Querying repeated metadata nodes

In the previous tutorial we learned how to use the value() function to extract data from the item xml.

We did a simply query which returned a single value, however XPath queries are much more powerful than that, they can be used return multiple parts of the xml.

A common pattern within EQUELLA is to collect multiple sets of data using the “Repeater” control, for example:

<xml>
 <item>
  <cars>
   <car>
    <make>Ford</make>
    <model>Laser</model>
   </car>
   <car>
    <make>Hyundai</make>
    <model>Accent</model>
   </car>
   <car>
    <make>Honda</make>
    <model>Accord Euro</model>
   </car>
  </cars>
 </item>
</xml>

What if we’d like to report on each car separately?

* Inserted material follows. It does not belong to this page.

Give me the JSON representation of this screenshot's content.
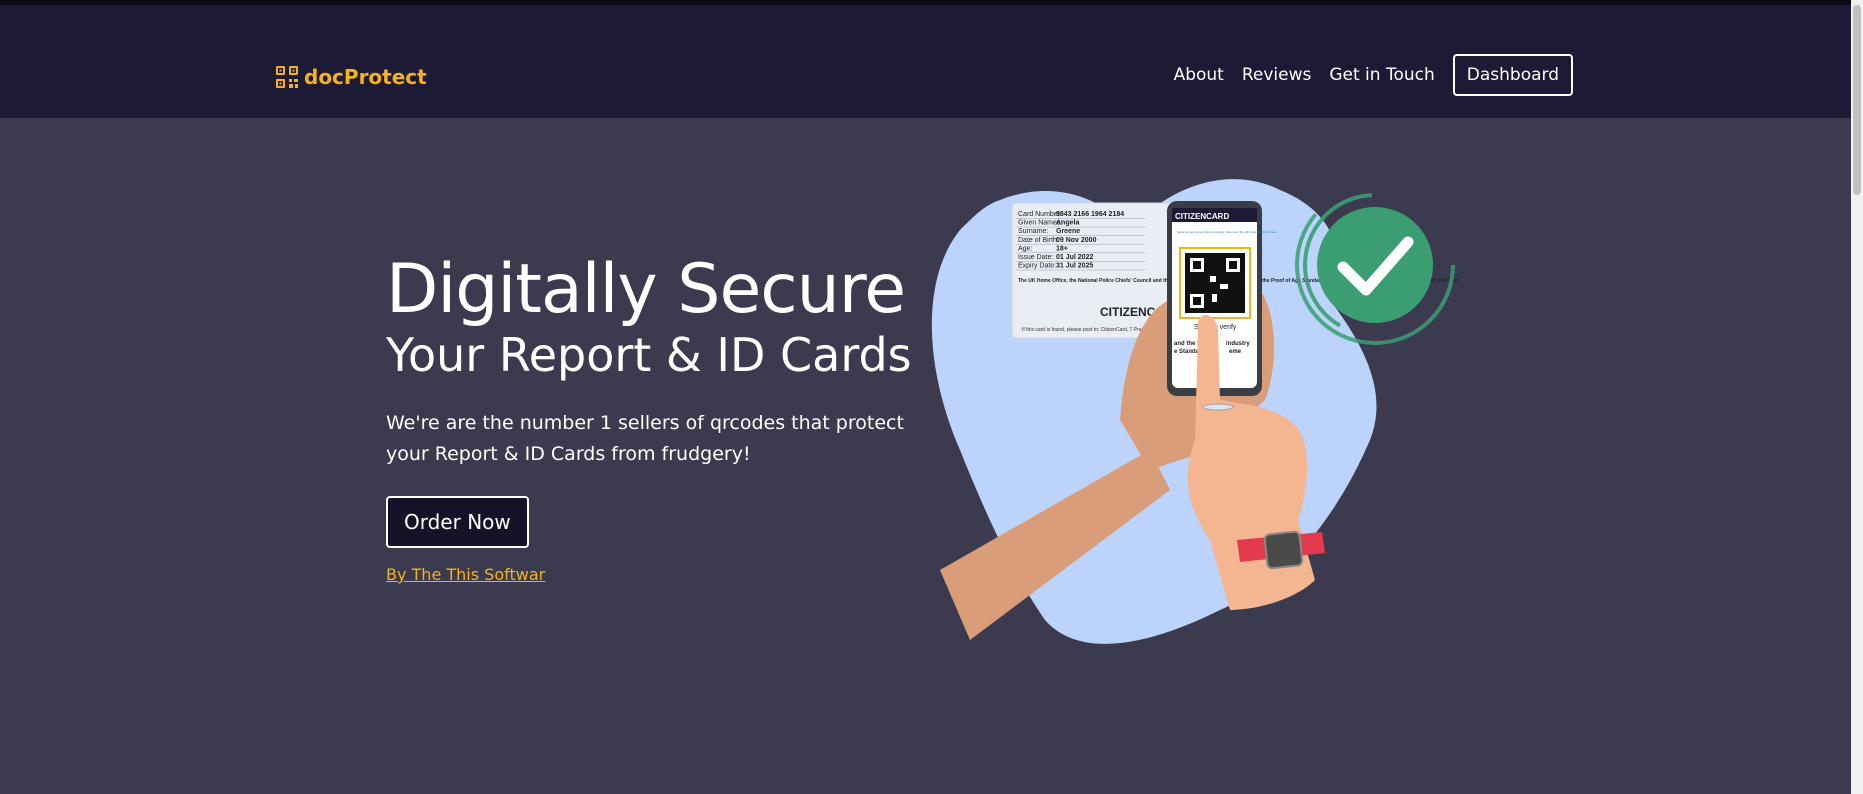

Thankfully the native XML support of databases can easily handle this problem.

Selecting individual cars

Report on each car

SELECT TOP 10 i.id AS item_id, i.uuid, i.version, 
       i_name.text as item_name, be_name.text as collection_name,
       carxml.query('make/text()') as make,
       carxml.query('model/text()') as model
FROM item i 
INNER JOIN (select id, cast (xml AS XML) itemxml from item_xml) ix on i.item_xml_id = ix.id
CROSS APPLY itemxml.nodes('/xml/item/cars/car') car(carxml)
INNER JOIN base_entity be on be.id = i.item_definition_id
LEFT JOIN language_string i_name on i.name_id = i_name.bundle_id
LEFT JOIN language_string be_name on be.name_id = be_name.bundle_id
WHERE i.institution_id = CURRENT_INSTITUTION
  AND be.uuid = '20d5d5eb-af16-43b0-a42b-962c57fe87f2'

Let’s examine the important parts of the query:

INNER JOIN (select id, cast (xml AS XML) itemxml from item_xml) ix on i.item_xml_id = ix.id

This simply converts the converts the textual xml to the native XML datatype and gives it the alias “itemxml”.

CROSS APPLY itemxml.nodes('/xml/item/cars/car') car(carxml)

The nodes() XPath function returns a rowset with a single column for each match on the given XPath. In our case we want all the separate cars “/xml/item/cars/car” and we have named the column carxml. CROSS APPLY then combines both rowsets together making a row for each car.

Now that we have rows with individual <car> elements, it’s a simple matter of extracting the data from the child nodes:

carxml.query('make/text()') as make,
carxml.query('model/text()') as model

`query()’ will return a single result from an XPath query, in our case we’re just selecting the text contents.